Early April: Raising money from friends and family
‘We just raised a seed round from friends and family. It allows us to raise and play as we go, which is helpful. Ideally I’d like to raise from legitimate investors, but we have to get traction first.
‘Friends and family sometimes don’t completely understand the game that they’re entering. They love you, they think you’re the smartest thing ever – but you have to tell them that it may not work out, that it’s a risk. I don’t want to let them down. Their love and adoration helps, because if you fail, it’s not as though they are going to love you any less. But then the pressure comes because it’s like: OK, now we have the money, it’s time to deliver.’

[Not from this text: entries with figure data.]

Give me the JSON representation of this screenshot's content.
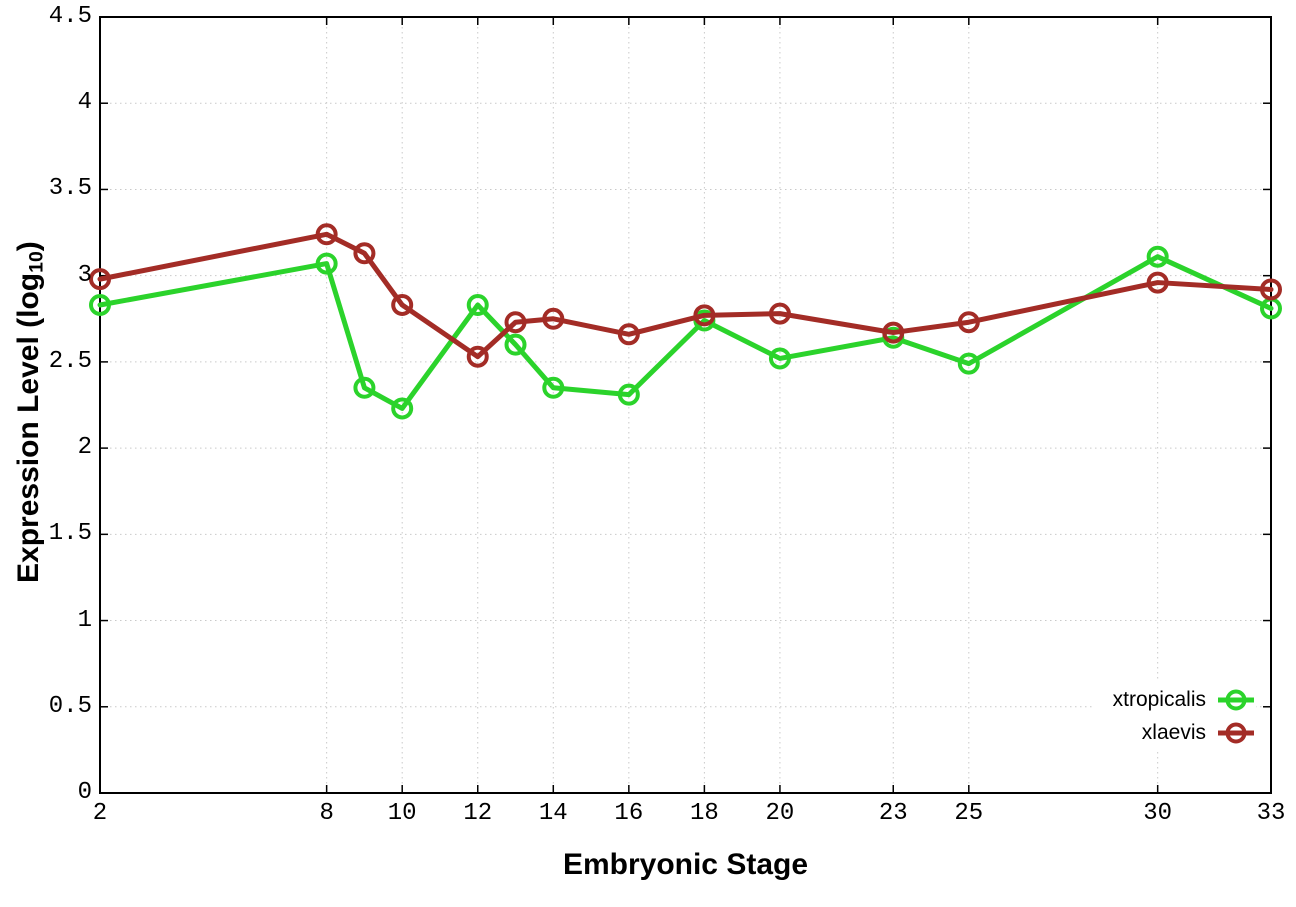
{
  "chart_data": {
    "type": "line",
    "title": "",
    "xlabel": "Embryonic Stage",
    "ylabel": "Expression Level (log10)",
    "ylabel_parts": {
      "prefix": "Expression Level (log",
      "sub": "10",
      "suffix": ")"
    },
    "x": [
      2,
      8,
      9,
      10,
      12,
      13,
      14,
      16,
      18,
      20,
      23,
      25,
      30,
      33
    ],
    "series": [
      {
        "name": "xtropicalis",
        "color": "#2bd32b",
        "marker": "open-circle",
        "values": [
          2.83,
          3.07,
          2.35,
          2.23,
          2.83,
          2.6,
          2.35,
          2.31,
          2.74,
          2.52,
          2.64,
          2.49,
          3.11,
          2.81
        ]
      },
      {
        "name": "xlaevis",
        "color": "#a32c26",
        "marker": "open-circle",
        "values": [
          2.98,
          3.24,
          3.13,
          2.83,
          2.53,
          2.73,
          2.75,
          2.66,
          2.77,
          2.78,
          2.67,
          2.73,
          2.96,
          2.92
        ]
      }
    ],
    "xticks": [
      2,
      8,
      10,
      12,
      14,
      16,
      18,
      20,
      23,
      25,
      30,
      33
    ],
    "yticks": [
      "0",
      "0.5",
      "1",
      "1.5",
      "2",
      "2.5",
      "3",
      "3.5",
      "4",
      "4.5"
    ],
    "xlim": [
      2,
      33
    ],
    "ylim": [
      0,
      4.5
    ],
    "grid": true,
    "grid_style": "dotted",
    "legend_position": "bottom-right",
    "colors": {
      "background": "#ffffff",
      "axis": "#000000",
      "grid": "#c9c9c9",
      "tick_text": "#000000"
    }
  }
}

Late April: Turning down a big opportunity
‘One of the top venture capital firms in the US tells one of our investors that they’re interested in what we’re doing. It’s really exciting and more proof that we’re on the right track. They want to meet, but I tell my investor to wait for now – we need a bit of time because first impressions are important and I don’t want to mess up our first meeting. It was a tough decision to make because all founders like me are looking for a win, even if it’s a small one, to give us that extra boost we need. After all, what we’re doing is daunting: there’s no manager telling us what a good job we did this week. Having that conversation with the investor would have been a huge win for all of us, but it would have been a short-term win and we’re not in the short-term game. I want to be here for the long term.’
May: Letting someone go
‘A difficult thing takes place: I have to let someone go. We thought we had found someone who aligned with our mission, but it turns out they were only aligned with our mission and not our idea. As a result, we spent a year arguing over product goals. I feel like a failure because I was the one who pushed to bring them on. That person wasn't a great fit for our business, although that has nothing to do with him personally.

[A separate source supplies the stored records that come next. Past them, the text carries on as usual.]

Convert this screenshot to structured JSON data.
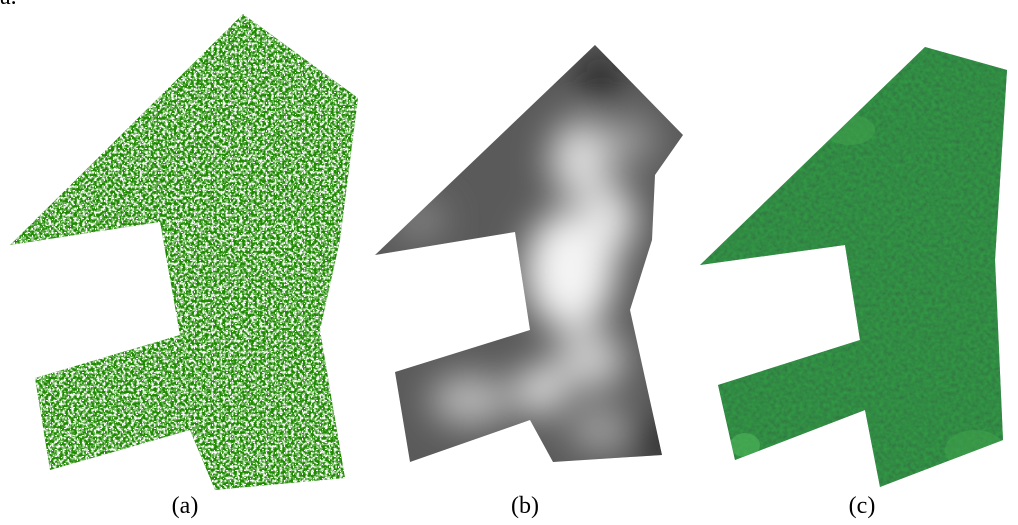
{
  "corner_text": "a.",
  "panels": [
    {
      "label": "(a)"
    },
    {
      "label": "(b)"
    },
    {
      "label": "(c)"
    }
  ]
}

‘I told him that if I were an investor, I would invest in his ideas. But I’m not an investor – I’m a founder of this company and what he wanted to build didn’t align with what I and the rest of my team wanted to build. Afterwards, I have one of my best weeks in terms of happiness and productivity. I feel free and we can focus now. The team feels more aligned, as though much of the stress is gone. We were all coming to our weekly meetings with a lot of stress because we were afraid of what the meeting was going to be like.’
June: Landing on the product
‘We have our product, the app, but we’ve been going back and forth on what the direction should be. Is this 80% of the idea? Is it 30%? Is it 200%? We’ve been struggling with that for the past year. We end up arriving at the idea, which is really exciting – it’s amazing because we finally get it. I realize that we needed to go through this past year to get there. Where we landed follows the same thesis of where we started, but we had been derailed. We’ve learnt a lot more about why this is the right move. Before it was a hunch; now we have proof because we’ve been testing it – we’ve been talking to people. We saw what was working and what wasn’t.’
June: Co-founder tensions
‘I have to have a difficult discussion with my co-founder. We’ve had to make some big pivots in the past year as she wants to use some of our old concepts while I want to start from scratch – I’m a start-over kind of guy. It’s a bit like a relationship because if you’re going to move forwards, you have to start afresh.

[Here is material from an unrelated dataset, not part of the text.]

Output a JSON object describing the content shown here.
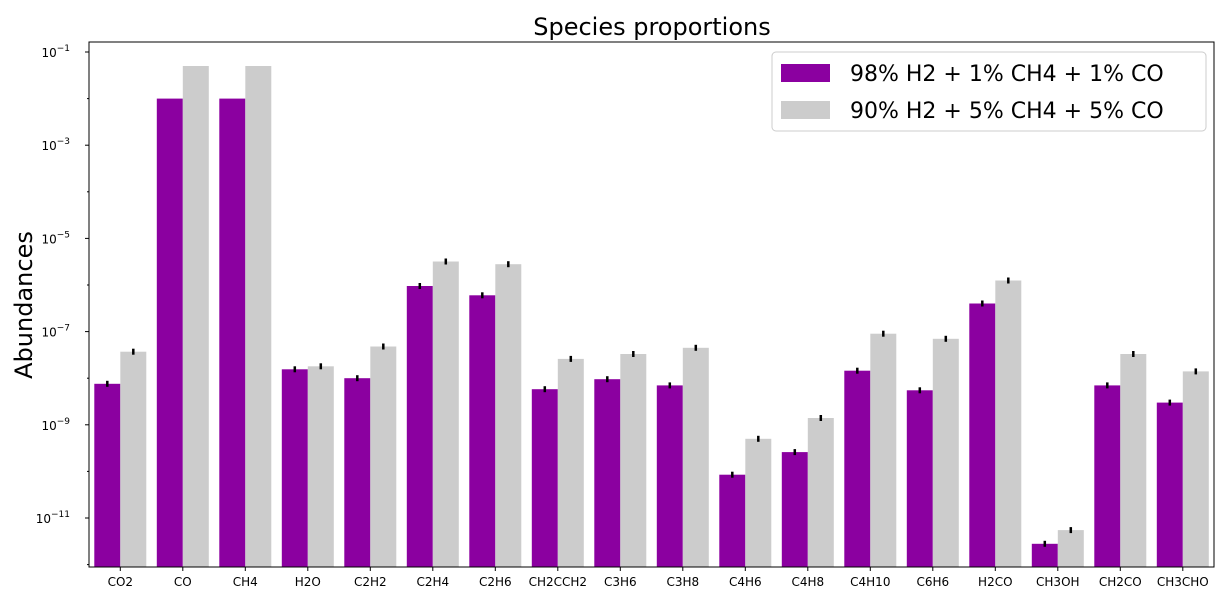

‘There’s some tension because there’s a stalemate and I have to be the asshole for a couple of days. It’s something I’m struggling with in terms of my identity because, whether we like it or not, productive assholes get shit done. I don’t want to be that person, but we can’t both be building something from scratch and also be nice. The reason that the Fresh Fund exists is because black founders don’t get the same opportunities.
‘If I’m really particular about the vision, I have to stick to it but I’m learning that I don’t need to be the asshole all the time. You have to choose where it matters. We end up following my lead and doing it all over again. I think she realizes the benefits.’
A public-facing role
‘I make a short film for Courier. People love it. I get more than 100 comments on my Instagram and people who I’ve never met before are messaging me every week and asking for updates. It’s really cool to see. It’s almost like being a public servant – as though my constituents are, like, “Hey, when is the next thing going to be passed?” You almost feel as though you’re a politician in a way, because you can’t tell them the full truth.’